Yesterday, I received an email from a friend and my brother-in-law's cousin, Judy. This recipe was sent to her by someone named Darlene and I can only imagine that MomMaw is/was her grandmother (or even great grandmother) because in the note to me, Judy mentioned this recipe is over 100 years old. Judy lives in Morgantown, West Virginia, but also stays in Parsons, where her mother lived and my brother-in-law is from.
Parsons' is the county seat of Tucker County with a population of 1,463 (at the 2000 Census). It was named for Ward Parsons, who either once owned the land on which the town was built or was just an aged wilderness pioneer in the area. It lies in the Northeast section of West Virginia and I've only visited there once with my sister, Barbara and my mother, but was so taken by the friendliness of the people and their dedication to their town that I would love to go back one day.
One of the ingredients that was listed in the recipe was Oleo, which I know from baking with my mother and grandmother. Oleo, short for oleomargarine is a butter substitute discovered in the 1800s. With World War I approaching, margarine consumption increased enormously and after World War II, households all over the world were cooking, eating, and baking with it. I chose to stay true to the recipe and actually bought Imperial margarine to make the cookies.
It gave me a chance to see how the recipe would turn out and when (or if) I substitute butter, I'll see the difference. However, these turned out just like I imagined they would--big, soft pillows of cookies dotted with sweet raisins and I may not ever try it butter.
MomMaw's Brown Sugar Cookies
1 cup granulated sugar
1 cup light brown sugar, packed
1 cup Oleo(margarine)
3 large eggs, lightly beaten
4 cups King Arthur all-purpose flour
1 tsp. baking soda
1 tsp. vanilla extract
1 cup raisins (I did soak the raisins in boiling water for 30 minutes, then, drained)
1/2 to 3/4 cup chopped walnuts (optional)*
* I didn't add nuts
Preheat oven to 350F-degrees. Line a baking sheet with parchment.

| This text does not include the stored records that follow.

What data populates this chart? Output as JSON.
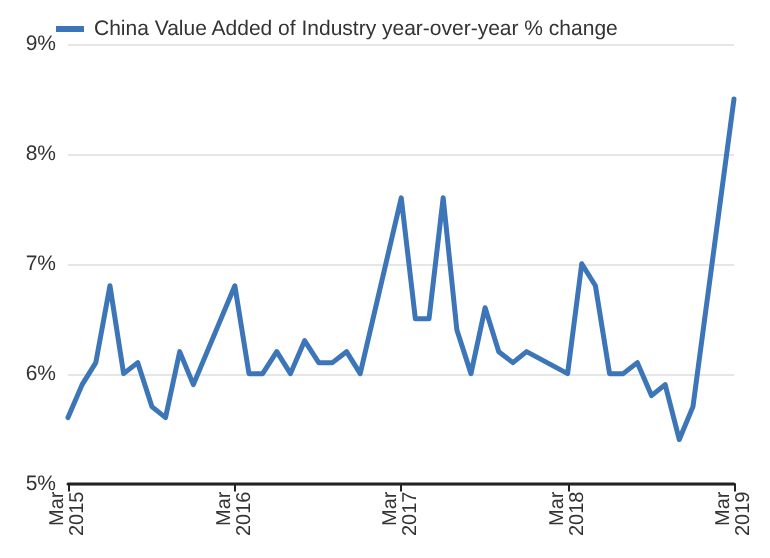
{
  "chart_data": {
    "type": "line",
    "legend": "top left",
    "grid": "y",
    "marker": "none",
    "line_style": "solid",
    "x": [
      "2015-03",
      "2015-04",
      "2015-05",
      "2015-06",
      "2015-07",
      "2015-08",
      "2015-09",
      "2015-10",
      "2015-11",
      "2015-12",
      "2016-03",
      "2016-04",
      "2016-05",
      "2016-06",
      "2016-07",
      "2016-08",
      "2016-09",
      "2016-10",
      "2016-11",
      "2016-12",
      "2017-03",
      "2017-04",
      "2017-05",
      "2017-06",
      "2017-07",
      "2017-08",
      "2017-09",
      "2017-10",
      "2017-11",
      "2017-12",
      "2018-03",
      "2018-04",
      "2018-05",
      "2018-06",
      "2018-07",
      "2018-08",
      "2018-09",
      "2018-10",
      "2018-11",
      "2018-12",
      "2019-03"
    ],
    "series": [
      {
        "name": "China Value Added of Industry year-over-year % change",
        "color": "#3c75b8",
        "values": [
          5.6,
          5.9,
          6.1,
          6.8,
          6.0,
          6.1,
          5.7,
          5.6,
          6.2,
          5.9,
          6.8,
          6.0,
          6.0,
          6.2,
          6.0,
          6.3,
          6.1,
          6.1,
          6.2,
          6.0,
          7.6,
          6.5,
          6.5,
          7.6,
          6.4,
          6.0,
          6.6,
          6.2,
          6.1,
          6.2,
          6.0,
          7.0,
          6.8,
          6.0,
          6.0,
          6.1,
          5.8,
          5.9,
          5.4,
          5.7,
          8.5
        ]
      }
    ],
    "xlim": [
      "2015-03",
      "2019-03"
    ],
    "xticks": [
      {
        "value": "2015-03",
        "label": "Mar\n2015"
      },
      {
        "value": "2016-03",
        "label": "Mar\n2016"
      },
      {
        "value": "2017-03",
        "label": "Mar\n2017"
      },
      {
        "value": "2018-03",
        "label": "Mar\n2018"
      },
      {
        "value": "2019-03",
        "label": "Mar\n2019"
      }
    ],
    "ylim": [
      5,
      9
    ],
    "yticks": [
      {
        "value": 5,
        "label": "5%"
      },
      {
        "value": 6,
        "label": "6%"
      },
      {
        "value": 7,
        "label": "7%"
      },
      {
        "value": 8,
        "label": "8%"
      },
      {
        "value": 9,
        "label": "9%"
      }
    ]
  }
}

In the bowl of a stand mixer, using the paddle attachment, cream the oleo and sugars. Lightly beat the eggs in a small bowl, then add them to the sugar mixture. Beat to combine well. Add the vanilla and mix on medium speed, 1 or 2 minutes. In a medium bowl, mix all the dry ingredients. Remove the paddle attachment and stir in the dry ingredients. Finally, fold in the raisins (and nuts if using) to the batter.
Use a 1/4-cup scoop to measure out the dough onto the prepared baking sheet.

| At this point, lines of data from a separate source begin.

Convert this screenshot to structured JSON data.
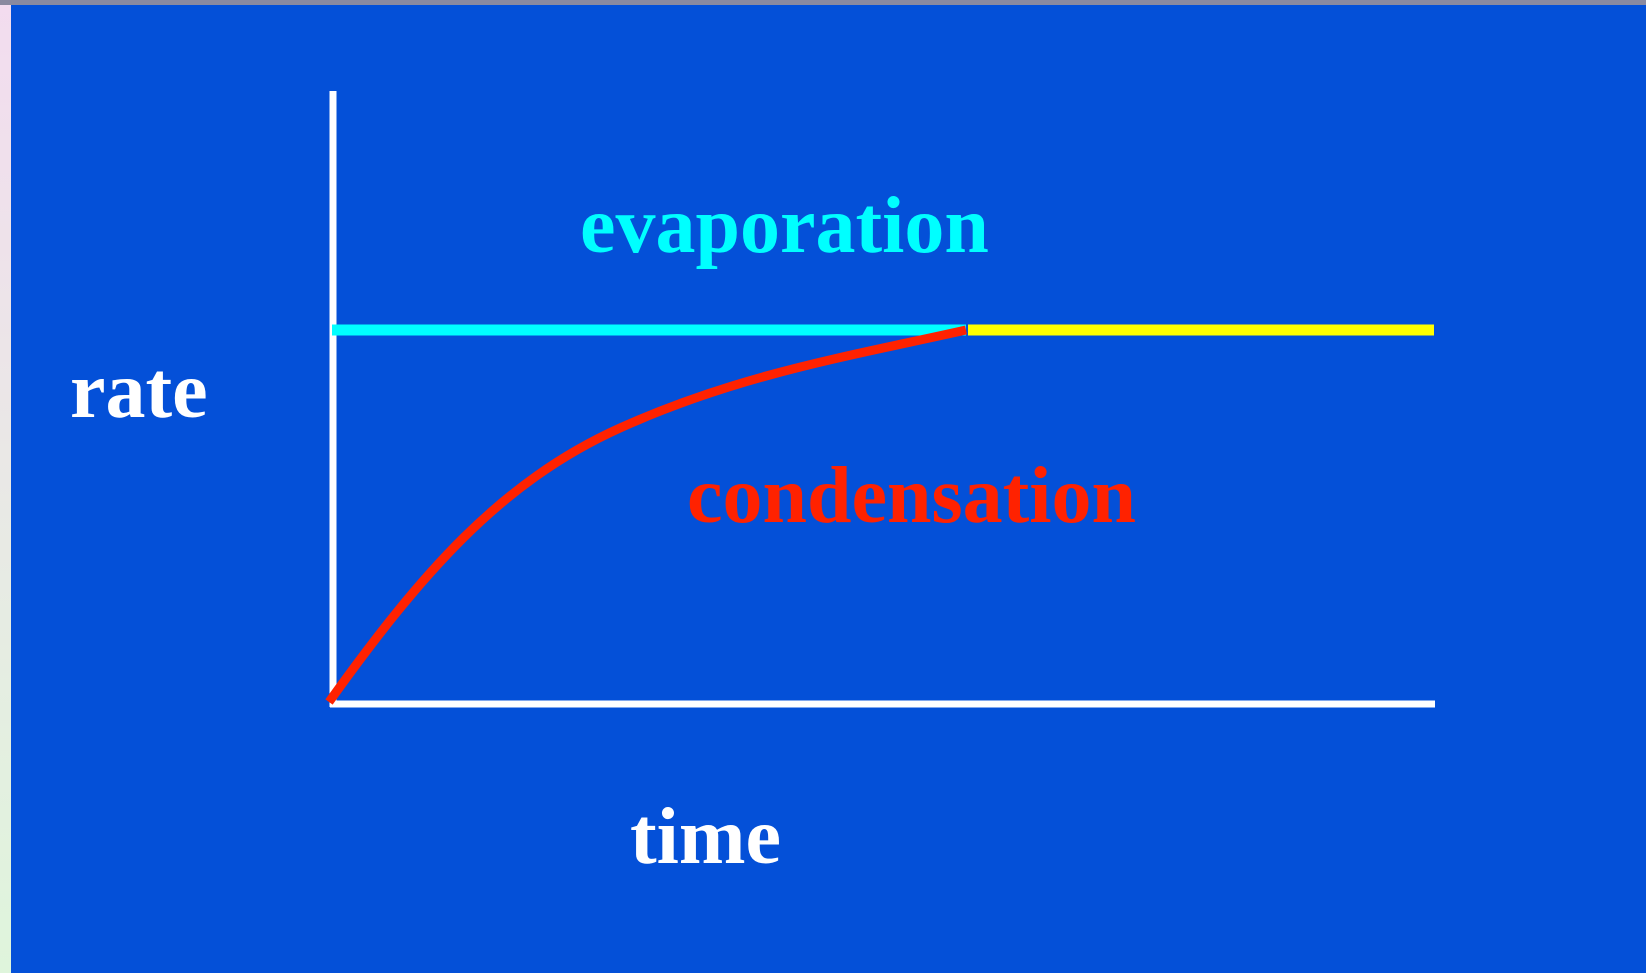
{
  "diagram": {
    "y_axis_label": "rate",
    "x_axis_label": "time",
    "upper_label": "evaporation",
    "lower_label": "condensation"
  }
}
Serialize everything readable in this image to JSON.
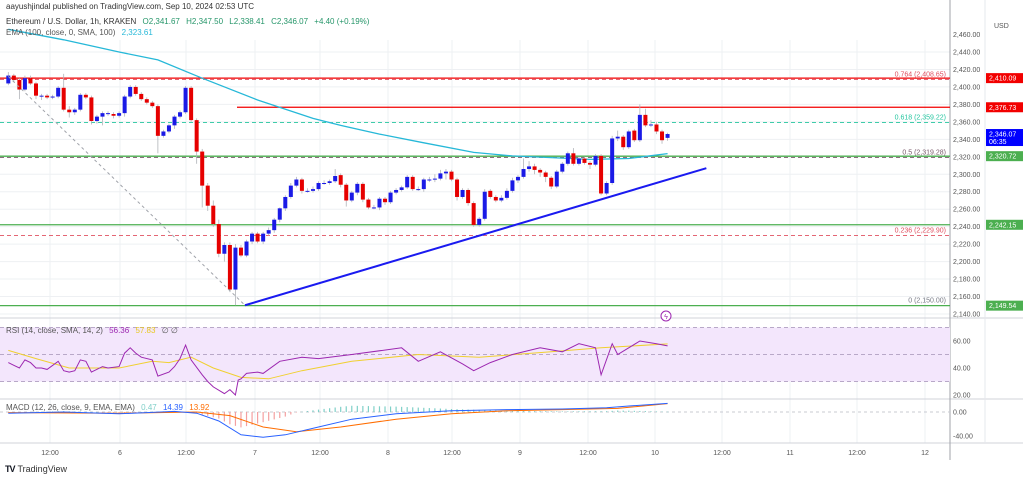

Bake cookies for approximately 12 minutes--I rotated the pan after 6 minutes to ensure even baking.
Let cool a few minutes then transfer to a rack to cool completely. Makes about 24--3" cookies.
I love getting recipes that have been handed down from generation to generation. Baking defines me in that sense with memories of my childhood, as I know it does for all of you. If these cookies bring back memories that maybe your MomMaw, Grammy, Grandmother, or Grandma made, I'd love to hear about it. For me, I'm going to enjoy this wonderfully, simple cookie while I finish a book a dear friend sent me. Enjoy!!